If you application meets the following criteria:

  1. Each instance is based in a single timezone.
  2. Timezone transitions are usually outside office hours or you don't really care about "durations" of things to the level that a missing hour or so will matter.

I suggest you store the datetime as local date time, whilst using a library that isolates you from server timezone config issues (e.g. Noda.Time in the world of .net).

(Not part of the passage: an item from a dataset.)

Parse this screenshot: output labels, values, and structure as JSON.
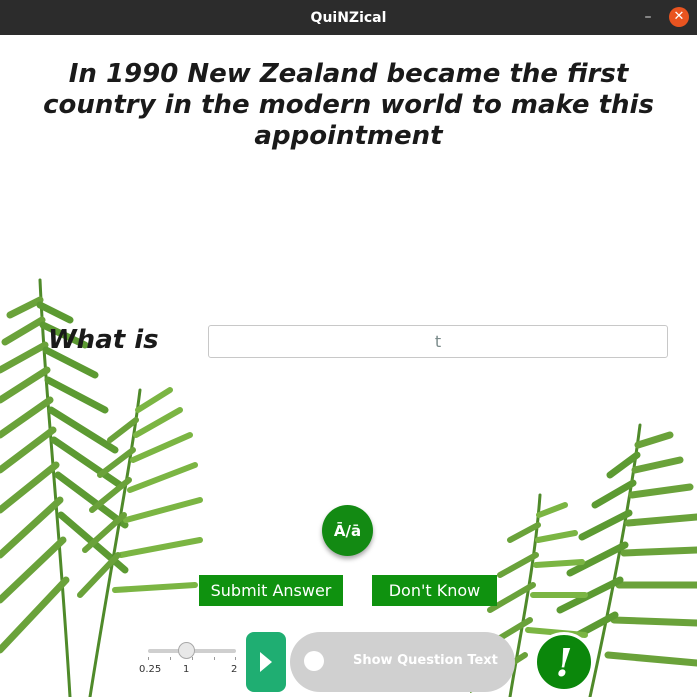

If your inter-system messages use ISO 8601, and your database is storing the origin local time + offset (like datetimeoffset in MSSQL or ISODate in Mongo as ISO 8601 captures it) and you're only using DateTimeOffset in .NET or OffsetDateTime in Java or some equivalent in your code, then no conversions are needed, at all. You just store it. All comparison functions will just work.

If you convert to UTC in your persistence, then you've lost the offset from the point-of-view of the user. Displaying when your user signed a document a decade ago is now a hard problem. Working that out from UTC will mean looking up the DST rules that were in play at that time in that territory. Nightmare.

I believe the reason we are all so used to converting to UTC for persistence is because we never used to have the right datastructures/data-types to allow us to do the right thing.

Can't we always compute the local time given UTC and a timezone? We can't really reliably store a time and a timezone encoded in the time itself since the offsets for timezones can change and the ISO standard only allows us to encode the offset which could change. So, we can't, say, store a time in the future encoded in the local time zone since we don't actually know the offset yet! So, store times in UTC and store the timezone as a separate entry and compute this when needed which is less error prone. Local time is usually an implementation detail. It seems when we store this we are probably mixing up concerns. It's the business of the view to show time relative to timezones most of the time. By storing the components of things and allowing computations to compose them we gain the most flexibility as a general rule.